There’s a killer shadowing Jim Williams.
It’s not what you think. Williams doesn’t fear losing his life, just losing his credit rating.
Or maybe his sanity.
“I think about this every day,” says the Spokane auto mechanic. “It’s always on my mind. Sometimes I have to smack myself in the head to calm down.”
Williams and his wife, Stacey, led regular lives until they became worthy of a “Twilight Zone” episode or the “Ricki Lake Show.”
The weirdfest began last year when the 38-year-old discovered he shared the same Social Security number with an Illinois man: A convicted murderer also named Jim Williams.
Same age. Same middle initial.
It took months and many telephone calls to straighten out, but our Williams finally was issued a different number.
He thought things were back to normal until the Infernal Revenue Service dropped Williams a note wondering why he hadn’t paid his taxes.
But Williams had paid. He even got a refund.
Williams says he called the IRS and tried to explain how he was probably being confused with this other Jim Williams who did a stretch in the pen for murder and …
The agent “told me things like that don’t happen,” says Williams. “I told her, ‘Man, do you think anybody would conjure up such a story?”’
Once again, the knot of red tape was untangled. And once again, Williams dared to think his journey through Bizarro World had ended.
Fate sideswiped him just a few days ago when Williams applied for a loan to pay off some of Stacey’s medical bills.
It should have been a done deal. The Williamses wanted $10,000 against $40,000 equity in their home.
A week dragged by and then a discouraging word came.
Loan denied. Bad credit.
“It’s hard to have a sense of humor over this,” says Williams.

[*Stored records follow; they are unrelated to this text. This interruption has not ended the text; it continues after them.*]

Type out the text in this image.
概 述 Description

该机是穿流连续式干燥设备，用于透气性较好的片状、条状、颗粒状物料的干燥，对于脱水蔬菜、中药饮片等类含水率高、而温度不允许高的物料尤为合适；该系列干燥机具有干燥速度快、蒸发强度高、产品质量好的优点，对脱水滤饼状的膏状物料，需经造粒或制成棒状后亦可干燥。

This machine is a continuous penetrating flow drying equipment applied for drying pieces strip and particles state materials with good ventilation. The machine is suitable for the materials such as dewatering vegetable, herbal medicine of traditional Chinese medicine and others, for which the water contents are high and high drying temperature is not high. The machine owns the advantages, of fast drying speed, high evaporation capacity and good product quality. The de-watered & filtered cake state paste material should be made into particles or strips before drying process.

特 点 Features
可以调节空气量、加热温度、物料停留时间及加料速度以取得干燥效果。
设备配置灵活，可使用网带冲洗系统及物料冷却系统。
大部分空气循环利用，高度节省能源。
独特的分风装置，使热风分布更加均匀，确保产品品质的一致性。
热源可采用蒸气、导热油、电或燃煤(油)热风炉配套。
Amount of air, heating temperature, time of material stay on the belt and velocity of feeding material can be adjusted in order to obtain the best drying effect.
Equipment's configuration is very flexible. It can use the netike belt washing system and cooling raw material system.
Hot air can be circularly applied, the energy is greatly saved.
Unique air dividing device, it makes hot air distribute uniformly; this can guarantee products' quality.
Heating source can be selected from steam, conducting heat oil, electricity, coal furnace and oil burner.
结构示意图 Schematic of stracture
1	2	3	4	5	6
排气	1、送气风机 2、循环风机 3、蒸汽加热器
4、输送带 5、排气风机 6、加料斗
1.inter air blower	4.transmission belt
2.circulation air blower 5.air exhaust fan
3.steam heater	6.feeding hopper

Next stop: Spokane’s Credit Bureau Services, where Williams retold the strange Tale of Two Williamses and asked for an investigation.
Sure enough, the Illinois Williams had struck again. Two delinquent accounts had somehow been assigned to our man. Each one was significant enough to stop a loan.
“This is the first time I’ve heard of this happening,” says a credit bureau worker. “Unfortunately, it’s something that could bother him for a long time.”
Faceless drones inside the vast Social Security bureaucracy have been tight-lipped as to how this freak mix-up happened.
According to Williams, the mess began when a Social Security agent called him in January 1995. She told him another James D. Williams came into the Peoria, Ill., offices and asked for a new card.
The card was issued, but government workers later noticed that retirement benefits assigned to the number actually belonged to a James D. Williams of Spokane.
Williams was told not to worry. He would get a new number. Everything would be dandy.
But something kept nagging at the man. Why didn’t Illinois Williams have any Social Security benefits of his own?
Eventually, an agent told Williams his alter ego was an ex-jailbird. A check with the Illinois penal system confirmed the worst.
A James D. Williams was paroled in 1994 after a 17-year stretch for murder.
Spokane Williams called me the other day to say his loan got approved. Everything is back to normal.
For the moment. Trouble is, the poor guy can’t stop fretting. The way things are going, he’s sure the police will someday bang down his door to bust the wrong James D. Williams.
To avoid this, the man offers the following plan:
“I’ve decided to grow a beard and change my name to Harry Horwinkle.”